Seolah tatapan memberi afirmasi telepati, mata mereka seketika bertemu. Lea membeku.
~
Musim hujan kembali datang. Kalau dulu juara dua, sekarang muka kerennya terpampang diantara pigura-pigura tak kalah mengagumkan. Juara 1 Fotografi Remaja Nasional. Berdiri di depan dinding besar lobi SMA Laskar Angkasa, Rafael mengukir senyumnya.
"Muka gua nggak mungkin pernah ada di sana," ujar Alsa menurunkan lipatan tangan.
Rafael menoleh ke belakang, ia baru tahu kalau Alsa sejak tadi berdiri di sebelahnya. Dan setelahnya, memilih pergi. Tanpa cerita, Rafael juga dapat merasakan ada hawa kesal berselimut. Rafael menyusul tenang. "Alsa, ayo ke kafetaria. Gue traktir minum."

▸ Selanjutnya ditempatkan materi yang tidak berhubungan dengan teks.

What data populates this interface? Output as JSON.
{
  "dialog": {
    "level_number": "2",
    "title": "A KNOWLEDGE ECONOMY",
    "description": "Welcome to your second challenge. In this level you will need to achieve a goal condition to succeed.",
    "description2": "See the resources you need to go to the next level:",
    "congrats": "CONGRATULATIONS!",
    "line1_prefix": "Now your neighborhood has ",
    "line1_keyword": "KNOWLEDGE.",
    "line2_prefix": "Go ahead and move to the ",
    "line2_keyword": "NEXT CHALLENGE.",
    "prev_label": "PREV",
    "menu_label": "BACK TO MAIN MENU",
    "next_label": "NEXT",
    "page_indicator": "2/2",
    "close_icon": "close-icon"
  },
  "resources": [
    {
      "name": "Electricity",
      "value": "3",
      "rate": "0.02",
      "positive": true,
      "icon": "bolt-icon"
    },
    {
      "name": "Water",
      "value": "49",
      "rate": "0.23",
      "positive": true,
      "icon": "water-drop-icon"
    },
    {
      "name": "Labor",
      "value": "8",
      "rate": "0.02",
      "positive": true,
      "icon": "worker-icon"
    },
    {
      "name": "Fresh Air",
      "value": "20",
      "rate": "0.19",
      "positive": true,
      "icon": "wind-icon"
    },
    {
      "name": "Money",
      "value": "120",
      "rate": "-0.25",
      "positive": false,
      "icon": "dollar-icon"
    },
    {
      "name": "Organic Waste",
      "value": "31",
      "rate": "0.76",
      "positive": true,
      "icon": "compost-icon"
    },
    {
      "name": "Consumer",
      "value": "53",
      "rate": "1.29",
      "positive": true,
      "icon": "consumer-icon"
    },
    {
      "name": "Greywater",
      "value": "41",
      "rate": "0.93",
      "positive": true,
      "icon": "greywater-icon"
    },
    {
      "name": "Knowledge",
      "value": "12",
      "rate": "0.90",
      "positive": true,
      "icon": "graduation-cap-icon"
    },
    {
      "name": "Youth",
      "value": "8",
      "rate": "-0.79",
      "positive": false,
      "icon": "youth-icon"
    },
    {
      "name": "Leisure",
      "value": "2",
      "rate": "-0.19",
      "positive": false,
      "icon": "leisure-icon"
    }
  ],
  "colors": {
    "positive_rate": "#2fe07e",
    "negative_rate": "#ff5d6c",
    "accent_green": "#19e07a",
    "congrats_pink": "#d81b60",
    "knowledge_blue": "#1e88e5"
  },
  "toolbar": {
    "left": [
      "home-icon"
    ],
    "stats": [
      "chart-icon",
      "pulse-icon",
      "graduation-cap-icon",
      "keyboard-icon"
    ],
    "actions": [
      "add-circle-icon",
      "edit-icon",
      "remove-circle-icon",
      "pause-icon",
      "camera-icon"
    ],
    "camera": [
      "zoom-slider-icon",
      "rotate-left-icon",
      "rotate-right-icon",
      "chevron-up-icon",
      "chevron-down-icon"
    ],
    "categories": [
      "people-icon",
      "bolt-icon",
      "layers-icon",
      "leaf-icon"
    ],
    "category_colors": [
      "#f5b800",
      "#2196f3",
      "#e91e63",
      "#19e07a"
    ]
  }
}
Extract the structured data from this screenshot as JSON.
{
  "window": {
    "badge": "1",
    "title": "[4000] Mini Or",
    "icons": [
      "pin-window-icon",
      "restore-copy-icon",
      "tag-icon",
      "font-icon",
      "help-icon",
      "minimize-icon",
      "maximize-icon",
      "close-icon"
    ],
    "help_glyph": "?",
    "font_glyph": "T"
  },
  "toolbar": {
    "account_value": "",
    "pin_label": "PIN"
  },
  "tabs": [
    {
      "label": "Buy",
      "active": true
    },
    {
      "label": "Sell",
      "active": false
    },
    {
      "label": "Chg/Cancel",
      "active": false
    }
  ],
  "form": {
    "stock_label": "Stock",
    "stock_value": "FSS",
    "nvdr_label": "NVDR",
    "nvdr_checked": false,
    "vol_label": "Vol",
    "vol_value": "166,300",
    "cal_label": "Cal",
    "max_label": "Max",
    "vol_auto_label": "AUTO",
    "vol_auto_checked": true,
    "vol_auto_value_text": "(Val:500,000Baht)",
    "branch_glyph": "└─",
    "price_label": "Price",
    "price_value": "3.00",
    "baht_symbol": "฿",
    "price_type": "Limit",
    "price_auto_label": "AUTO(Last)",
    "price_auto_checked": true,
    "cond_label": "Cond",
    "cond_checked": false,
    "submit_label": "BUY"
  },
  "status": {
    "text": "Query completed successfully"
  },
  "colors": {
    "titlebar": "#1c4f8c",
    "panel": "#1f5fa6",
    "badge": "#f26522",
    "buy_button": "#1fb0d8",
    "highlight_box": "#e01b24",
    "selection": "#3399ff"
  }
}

"Nggak minat," jawab Alsa.
"Nolak artinya setuju, yuk!" Rafael terus membujuk dan berulang kali menghalangi langkah Alsa.
Alsa pun berhenti, dan Rafael langsung memintanya mengikuti dengan gerakan dagu santai.
~
"Sodara-sodara, hari kebesaran bagi sahabat semua orang. Rafael Ardianta fotografernya Laskar Angkasa Juara, baru saja—" Bagas melotot ketika potongan ayam spicy tiba-tiba masuk ke dalam mulutnya yang terbuka.
Alsa mendelik saat baru tiba di bangku pojok kafetaria, langsung disuguhkan suara yang kian merusak kedamaian hatinya. Ia sudah menduga di agenda bujukan Rafael tentu ada anggota study group yang lain. Telah duduk dan memesan.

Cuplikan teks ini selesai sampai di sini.